Bisnis.com, JAKARTA - Pemerintah menargetkan akan mengasuransikan seluruh gedung dan bangunan milik kementerian dan lembaga (Barang Milik Negara) pada 2021.
Melalui Peraturan Menteri Keuangan (PMK) No. 97/2019 tentang Pengasuransian Barang Milik Negara (BMN), pemerintah berencana mengasuransikan gedung-gedung milik pemerintah dan lembaga.
Untuk tahap pertama, aset yang akan diasuransikan hanyalah aset milik Kementerian Keuangan (Kemenkeu) per Agustus atau September 2019.
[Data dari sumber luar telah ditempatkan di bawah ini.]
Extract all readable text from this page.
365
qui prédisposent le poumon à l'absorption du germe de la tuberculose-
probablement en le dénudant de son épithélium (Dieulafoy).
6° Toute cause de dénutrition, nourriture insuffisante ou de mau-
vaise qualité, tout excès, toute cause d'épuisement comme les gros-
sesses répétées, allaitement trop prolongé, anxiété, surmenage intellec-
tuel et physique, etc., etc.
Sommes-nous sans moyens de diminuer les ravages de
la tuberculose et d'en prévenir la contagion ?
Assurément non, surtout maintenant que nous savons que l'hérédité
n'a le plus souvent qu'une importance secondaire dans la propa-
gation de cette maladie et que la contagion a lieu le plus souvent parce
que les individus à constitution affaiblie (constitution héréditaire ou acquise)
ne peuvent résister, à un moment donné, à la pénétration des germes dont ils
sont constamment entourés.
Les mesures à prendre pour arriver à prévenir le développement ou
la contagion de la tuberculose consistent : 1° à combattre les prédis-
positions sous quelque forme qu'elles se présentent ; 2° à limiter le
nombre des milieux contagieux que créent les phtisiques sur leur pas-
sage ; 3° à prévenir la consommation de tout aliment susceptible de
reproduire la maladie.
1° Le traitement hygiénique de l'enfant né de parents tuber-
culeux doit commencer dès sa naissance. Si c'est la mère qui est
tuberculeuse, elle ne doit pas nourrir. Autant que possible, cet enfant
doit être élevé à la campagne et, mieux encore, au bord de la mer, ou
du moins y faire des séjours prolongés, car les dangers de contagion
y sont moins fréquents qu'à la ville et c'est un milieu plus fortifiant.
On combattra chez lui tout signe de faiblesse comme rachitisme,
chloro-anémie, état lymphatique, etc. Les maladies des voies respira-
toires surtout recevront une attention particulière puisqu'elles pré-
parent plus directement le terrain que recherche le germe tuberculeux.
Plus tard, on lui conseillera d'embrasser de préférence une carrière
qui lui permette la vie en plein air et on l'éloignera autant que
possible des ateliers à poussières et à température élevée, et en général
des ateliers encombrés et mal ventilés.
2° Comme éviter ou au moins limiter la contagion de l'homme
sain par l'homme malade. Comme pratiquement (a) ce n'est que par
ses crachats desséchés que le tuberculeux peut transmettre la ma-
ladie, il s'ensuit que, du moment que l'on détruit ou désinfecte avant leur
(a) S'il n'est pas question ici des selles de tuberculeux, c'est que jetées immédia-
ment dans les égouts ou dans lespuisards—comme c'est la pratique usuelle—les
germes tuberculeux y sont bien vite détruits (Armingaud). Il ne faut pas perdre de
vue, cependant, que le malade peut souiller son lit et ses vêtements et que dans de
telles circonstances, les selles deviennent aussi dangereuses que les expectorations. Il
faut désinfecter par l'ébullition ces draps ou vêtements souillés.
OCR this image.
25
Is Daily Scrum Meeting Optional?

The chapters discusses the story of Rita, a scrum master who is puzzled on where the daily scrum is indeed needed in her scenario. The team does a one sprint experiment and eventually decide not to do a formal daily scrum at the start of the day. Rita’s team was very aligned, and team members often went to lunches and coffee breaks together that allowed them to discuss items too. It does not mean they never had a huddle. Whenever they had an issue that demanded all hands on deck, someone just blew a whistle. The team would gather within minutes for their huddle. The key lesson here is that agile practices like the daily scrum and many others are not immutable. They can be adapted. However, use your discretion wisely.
Adapun jumlah gedung yang dimiliki oleh Kemenkeu yang akan diasuransikan sejumlah 1.862 gedung.
Pada 2020, asuransi akan dilaksanakan atas aset milik 40 kementerian dan lembaga.
Berdasarkan Pasal 3 PMK No.97/2019, pengasuransian BMN yang diatur meliputi gedung dan bangunan yang berada pada pengguna barang atau kuasa pengguna barang.
Dalam Pasal 9, disebutkan bahwa kementerian atau lembaga perlu menunjuk satu satuan kerja untuk melakukan pengadaan jasa asuransi BMN.
Pengasuransian BMN ditanggung oleh konsorsium asuransi BMN yang diketuai oleh satu perusahaan asuransi.
Dengan regulasi ini, Asosiasi Asuransi Umum Indonesia (AAUI) akhirnya membentuk konsorsium asuransi BMN yang berisikan 52 perusahaan asuransi umum dan 6 perusahaan reasuransi dengan total kapasitas mencapai Rp1,39 triliun.
Perusahaan yang tergabung dalam Konsorsium ABMN telah memenuhi syarat yang ditetapkan oleh Kemenkeu yaitu memiliki modal sendiri minimal Rp150 miliar, memiliki RBC minimal 120%, dan rasio likuiditas minimal 100%.
Ada dua pihak dalam konsorsium yang menjadi administrator dan penerbit polis masing-masing yaitu PT Reasuransi Maipark Indonesia dan PT Asuransi Jasa Indonesia (Jasindo).
Lebih lanjut, pengasuransian BMN dilakukan melalui satu produk asuransi BMN yang sudah disetujui oleh Otoritas Jasa Keuangan (OJK).
"Hanya ada satu polis yang mencakup semua jenis resiko, jadi satu paket untuk all risk. Ini sudah dihitung sedemikian rupa kalau satu paket lebih murah," kata Direktur BMN Direktorat Jenderal Kekayaan Negara (DJKN) Kemenkeu Encep Sudarwan, Jumat (12/7/2019).
Sebelum terbitnya PMK No. 97/2019, pemerintah harus mengikuti mekanisme Anggaran Pendapatan dan Belanja Negara (APBN) apabila ingin mengganti bangunan-bangunan yang rusak akibat bencana ataupun risiko-risiko lain.
"Itu prosesnya panjang karena harus dimasukkan dalam APBN berikutnya. Kalau bencananya akhir tahun maka bisa tahun ke depannya lagi baru ada dana," kata Direktur Jenderal DJKN Kemenkeu Isa Rachmatarwata, Jumat (12/7/2019).
Dengan adanya kebijakan ini, pemerintah dapat langsung membangun persis sama dengan gedung yang perlu diganti.
Untuk ke depannya, Badan Kebijakan Fiskal (BKF) Kemenkeu sedang merancang mekanisme asuransi bencana.
Melalui rencana tersebut, dampak kebencanaan di Indonesia bisa segera direhabilitasi tanpa sepenuhnya dibebankan kepada APBN.
Asuransi bencana yang sedang dikaji oleh BKF tersebut tidak hanya atas BMN, tapi juga atas fasilitas publik seperti jembatan, pasar, sekolah, hingga pemukiman warga.